Le commandant arriva sur ces entrefaites, et voyant Olympe encore debout :
- Allons, madame, dit-il avec douceur, si vous voulez dire quelques mots au pauvre Bannière, venez.
Elle marcha ou plutôt elle vola sur les pas de l'officier, jusqu'à ce qu'il l'eût conduite dans cette petite salle, voisine de la grande, où le condamné, seul avec un dragon, attendait, les mains jointes et le regard perdu, comme un homme en délire, ou comme un rêveur plongé dans la contemplation.
Olympe fondit sur cette chère proie, l'enveloppa de ses bras et réchauffa son mari sur son cœur.
- Ah! fit celui-ci, Olympe! chère Olympe! oui! oui!
Et il demeura dans cette même immobilité, bien autrement effrayante que la douleur.
Elle fut elle-même saisie d'effroi.
- Quoi! dit-elle, où est le courage?
- Du courage ... murmura-t-il, pourquoi du courage?
- Ne suis-je pas là?
- Pour combien de temps es-tu là? dit-il.
- Mais pour toujours. Oh! l'on ne nous séparera pas!
- Me voilà bien avancé! répliqua l'infortuné, comme si ces paroles sortaient d'une bouche de marbre; tu mourras avec moi, la belle fortune! Et il accentua cette phrase terrible d'un rire strident et convulsif.
- Mourir ! dit-elle, mourir! toi? moi, mourir?
- Sans doute.
Elle regarda Champmeslé, qui tenait ses deux mains sur les épaules de Bannière.
- Est-ce qu'on meurt pour avoir déserté, monsieur Champmeslé?
- Pardieu ! fit Bannière du même ton que le dragon avait commencé à le dire quand Champmeslé l'avait arrêté.
Olympe passa une main sur son front et rassembla toutes ses idées.
- M. de Mailly te sauvera, dit-elle; n'est-ce pas le colonel de ce régiment? Tu es sauvé!
Elle frappa rudement à la porte, qui s'ouvrit. Dans le couloir était l'officier, son protecteur, avec quelques autres; elle n'eut pas besoin de l'aborder, il courut à elle.
- Monsieur, dit-elle, à présent, je sais tout; faites-moi parler au major.
- Volontiers, madame; je viens de lui conter votre douloureuse histoire; il fait rédiger au greffier le procès-verbal de cette séance. Entrez ici.
Olympe aperçut en effet dans son cabinet le major debout et dictant. Elle se mit à deux genoux avec une telle promptitude, que ce gentilhomme fut surpris et troublé.
- Monsieur, dit-elle, la vérité! où est M. de Mailly?
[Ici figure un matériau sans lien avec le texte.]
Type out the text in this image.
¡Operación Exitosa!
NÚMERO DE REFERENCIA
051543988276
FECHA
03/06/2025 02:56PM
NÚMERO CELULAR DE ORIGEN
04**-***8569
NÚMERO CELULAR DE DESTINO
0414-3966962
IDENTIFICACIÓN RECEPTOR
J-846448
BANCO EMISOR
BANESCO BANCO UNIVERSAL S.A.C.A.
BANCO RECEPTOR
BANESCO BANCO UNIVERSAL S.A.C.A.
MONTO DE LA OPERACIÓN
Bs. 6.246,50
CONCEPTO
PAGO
Est-ceM. de Mailly qui a fait faire ce que vous avez fait?
- Madame, répondit le major, voici la lettre qui est arrivée hier ici de la part de M. le comte de Mailly, notre colonel.
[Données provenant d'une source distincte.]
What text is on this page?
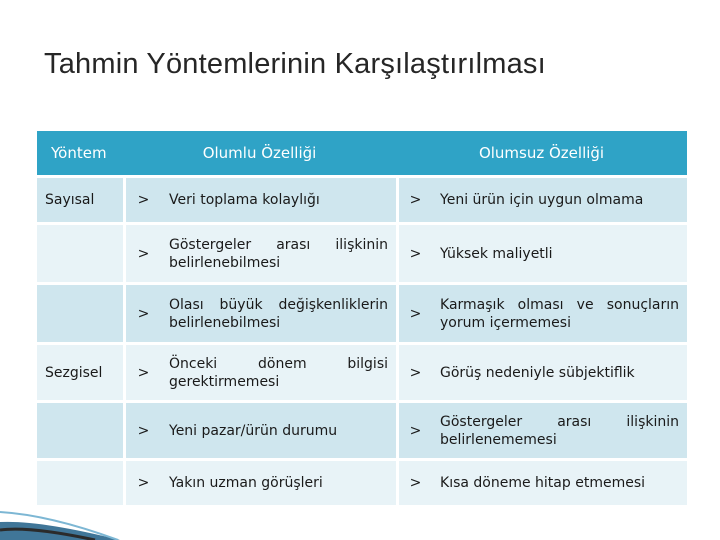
Tahmin Yöntemlerinin Karşılaştırılması
Yöntem	Olumlu Özelliği		Olumsuz Özelliği	
Sayısal	>	Veri toplama kolaylığı	>	Yeni ürün için uygun olmama
	>	Göstergeler arası ilişkinin belirlenebilmesi	>	Yüksek maliyetli
	>	Olası büyük değişkenliklerin belirlenebilmesi	>	Karmaşık olması ve sonuçların yorum içermemesi
Sezgisel	>	Önceki dönem bilgisi gerektirmemesi	>	Görüş nedeniyle sübjektiflik
	>	Yeni pazar/ürün durumu	>	Göstergeler arası ilişkinin belirlenememesi
	>	Yakın uzman görüşleri	>	Kısa döneme hitap etmemesi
Il tendit à Olympe un papier dont elle reconnut bien vite l'écriture.
«Monsieur, lut-elle, je pars pour Vienne; mon ambassade durera peut-être un ou deux ans; soignez mon régiment plus que jamais, complétez les cadres du service, et recevez les officiers nouveaux que j'envoie; veillez à ce que tous les déserteurs soient saisis et exécutés immédiatement, selon l'ordre du roi. Je vous rends responsable de la moindre infraction à mes ordres, du moindre retard apporté à leur exécution.
«Signé: Comte de MAILLY.»
- Vous voyez, madame, dit le major.
- Où est monsieur le comte?
- Parti pour Vienne.
- Oh! je saurai bien ...
Elle s'arrêta.
- Vous voyez, madame, tout est impossible. Olympe se tut.
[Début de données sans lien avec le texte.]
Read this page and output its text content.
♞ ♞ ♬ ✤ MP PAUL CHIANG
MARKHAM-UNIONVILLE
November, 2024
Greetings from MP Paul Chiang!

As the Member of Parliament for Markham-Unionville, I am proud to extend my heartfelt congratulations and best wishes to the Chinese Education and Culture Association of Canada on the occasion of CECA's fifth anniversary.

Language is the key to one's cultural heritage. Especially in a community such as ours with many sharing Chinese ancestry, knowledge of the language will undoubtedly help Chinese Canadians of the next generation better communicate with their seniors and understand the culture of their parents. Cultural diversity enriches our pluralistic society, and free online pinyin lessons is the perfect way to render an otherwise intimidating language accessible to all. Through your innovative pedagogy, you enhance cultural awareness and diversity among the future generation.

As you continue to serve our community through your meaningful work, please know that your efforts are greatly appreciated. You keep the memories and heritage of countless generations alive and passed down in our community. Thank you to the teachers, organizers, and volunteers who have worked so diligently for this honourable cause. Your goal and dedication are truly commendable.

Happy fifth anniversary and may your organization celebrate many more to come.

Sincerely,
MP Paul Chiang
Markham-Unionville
- M. de Mailly a daté cette lettre du 30, nous sommes le 31; il est à Vienne en ce moment.
- J'irai à Vienne.
- Hélas! madame, vous n'irez pas à Vienne en deux heures.
- Non, mais j'irai en huit jours.
- Mais nous n'avons que quatre heures à vous donner.
- Impossible! s'écria-t-elle, vous n'assassinerez pas Bannière sans délai!
- Madame, voici l'ordre écrit de notre colonel.
- Monsieur, au nom de l'humanité!
- La consigne, madame.
- Monsieur, je vous en supplie à genoux; je me traîne à vos pieds!
- Madame, vous me déchirez le cœur par l'impuissance où je suis de vous exaucer.
- Monsieur, le temps que je parle au roi! Monsieur, le temps que j'écrive au roi!
- Madame, nous n'avons que quatre heures, répliqua sourdement le major, qui déjà reculait devant une prolongation de cette horrible scène.
Olympe regarda autour d'elle avec égarement, et se frappa la poitrine comme pour en faire jaillir quelques accents plus persuasifs. Le major s'inclina et sortit.
Olympe demeura seule avec l'officier, qui cachait son visage dans ses mains.
- Vite, dit-elle; vite, allons voir mon mari.
Et elle retourna, murmurant je ne sais quelles prières que Dieu lui-même n'entendait pas.